Stock Market May See Further Correction if Oil Prices Remain Elevated, Warns Mangal Keshav Financial's Chairman
Market Uncertainty: Crude Oil Prices Remain a Key Risk for Indian Stock Market
The Indian stock market has shown signs of recovery in recent weeks, with the Nifty ending largely unchanged on April 20, despite touching its highest close since early March. However, despite these gains, Veer Growth Fund CIO Paresh Bhagat believes that elevated crude oil prices remain a key risk for the market.
According to Bhagat, geopolitical uncertainties are still prevalent, and the market's recovery is not yet convincing enough to call a final leg of correction. The market has already recovered meaningfully from the panic phase, and valuations are no longer as attractive as they were 10 days ago. However, the bigger concern is that geopolitical signalling remains fluid, and U.S. policy communication has been shifting quickly.
| Comparison of Market Performance | April 20, 2024 |
|---|---|
| Nifty Closing Price | 17,123.45 |
| Highest Close Since Early March | 17,150.23 |
| Change in Nifty Closing Price | 0.05% |
Read also: Treasury Yields Experience Largest Increase in Two Weeks Following Release of Labor Market Data
The Indian equities' performance is being driven by strong domestic earnings, but geopolitical risks and crude oil prices are still capping conviction. From an investor's perspective, this is not a market to chase aggressively after a bounce. If there's a renewed decline, that could offer a better entry point.
Bhagat emphasizes that the key variable isn't just the conflict headlines, but whether they push crude higher in a sustained way. As long as oil remains elevated, the correction risk in India isn't fully behind us. Foreign investors also continue to pull money out, as oil risk, rupee volatility, and earnings concerns remain in play.

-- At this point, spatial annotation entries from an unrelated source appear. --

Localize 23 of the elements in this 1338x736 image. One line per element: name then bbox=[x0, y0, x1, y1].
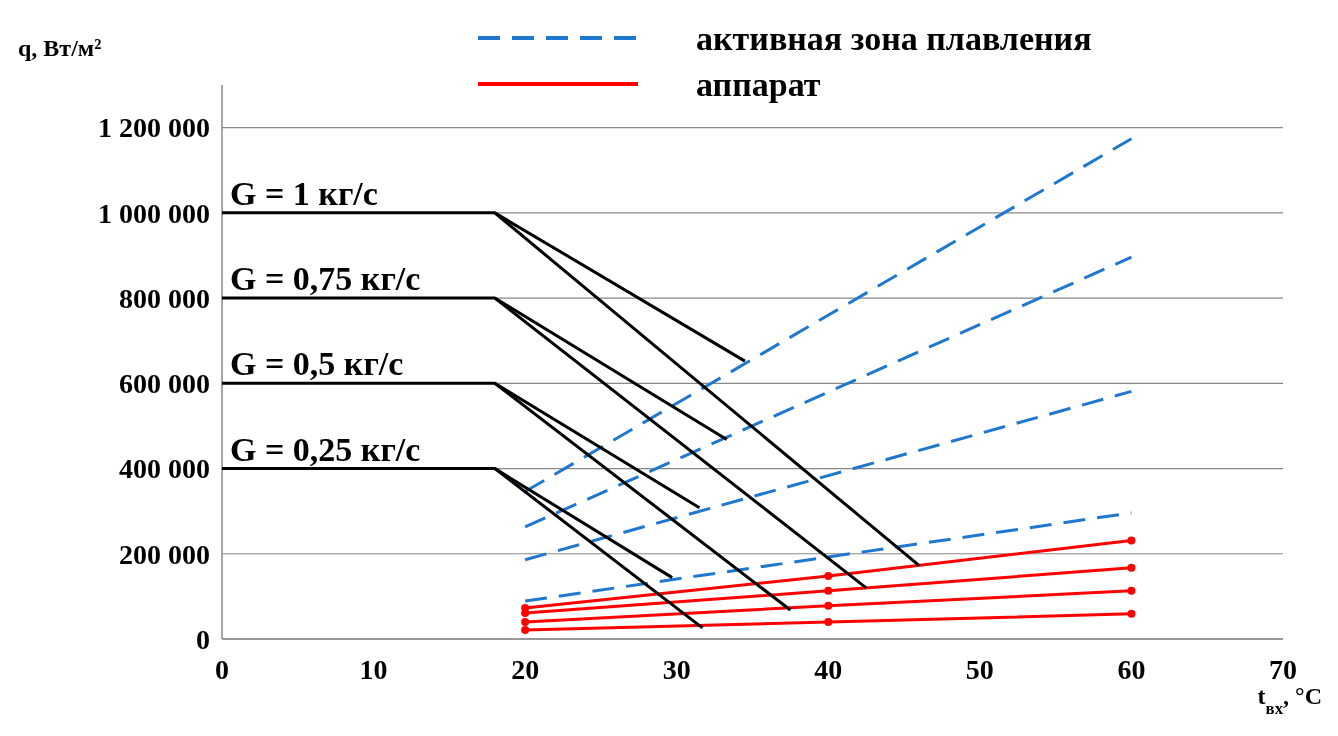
annotation: G = 0,5 кг/с bbox=[230, 345, 404, 383]
y-tick-label: 1 200 000 bbox=[98, 112, 210, 144]
y-tick-label: 0 bbox=[196, 623, 210, 655]
x-tick-label: 0 bbox=[215, 654, 229, 685]
y-tick-label: 200 000 bbox=[119, 538, 210, 570]
x-tick-label: 40 bbox=[814, 654, 843, 685]
legend-label: активная зона плавления bbox=[696, 19, 1092, 57]
x-axis-title: t$_{вх}$, °C bbox=[1257, 683, 1322, 718]
x-tick-label: 10 bbox=[359, 654, 388, 685]
y-tick-label: 400 000 bbox=[119, 453, 210, 485]
y-tick-label: 800 000 bbox=[119, 282, 210, 314]
y-axis-title: q, Вт/м² bbox=[18, 35, 102, 61]
x-tick-label: 20 bbox=[511, 654, 540, 685]
x-tick-label: 30 bbox=[662, 654, 691, 685]
y-tick-label: 1 000 000 bbox=[98, 197, 210, 229]
y-tick-label: 600 000 bbox=[119, 368, 210, 400]
annotation: G = 0,75 кг/с bbox=[230, 260, 421, 298]
x-tick-label: 50 bbox=[965, 654, 994, 685]
annotation: G = 1 кг/с bbox=[230, 174, 378, 212]
annotation: G = 0,25 кг/с bbox=[230, 430, 421, 468]
x-tick-label: 70 bbox=[1269, 654, 1297, 685]
legend-label: аппарат bbox=[696, 65, 821, 103]
x-tick-label: 60 bbox=[1117, 654, 1146, 685]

| Foreign Institutional Investors (FII) Flows | FY26 |
|---|---|
| Net Outflows | ₹1,80,000 crore ($19.69 billion) |
For the rally to sustain, three things matter: first, the rupee needs to remain stable or strengthen, as a weaker rupee creates discomfort for foreign investors and raises macro concerns. Second, FII flows need to improve. Domestic liquidity has absorbed selling well, but a healthier and more durable rally requires foreign money to stop treating India as an exit market. Third, crude needs to cool off, or at least stop rising, since high oil directly affects inflation expectations, the current account, and overall sentiment.
Read also: US-Iran Tensions Spark Uptick in Oil Prices Amid Global Market Decline
Apart from geopolitics, the biggest non-geopolitical risk right now is still persistent FII selling. It's something investors really need to keep a close eye on, because foreign institutional behaviour usually reflects both valuation comfort and overall macro confidence. The fact that foreign investors sold a record ₹1.8 lakh crore worth of Indian assets in FY26 tells you this isn't just a market reacting to headlines – there's a deeper layer of caution around valuations, oil, and macro stability.
India remains a long-term story, but with one clear condition: oil must not stay structurally high. If crude oil remains elevated for too long, it weakens India's macro position by simultaneously impacting inflation, growth, the fiscal balance, and the current account. However, if crude moves back toward the $60–70 range and stabilises there, India stands out again as one of the more compelling long-term growth stories among major emerging markets.
Veer Growth Fund's newly launched AIF is designed to bridge the gap between private-market growth and public-market liquidity. The fund focuses on late-stage pre-IPO, anchor, and select special-situation opportunities in high-quality companies at reasonable valuations before they list.
Investor Takeaway
Investors should be cautious of potential further correction in the Indian stock market due to elevated oil prices.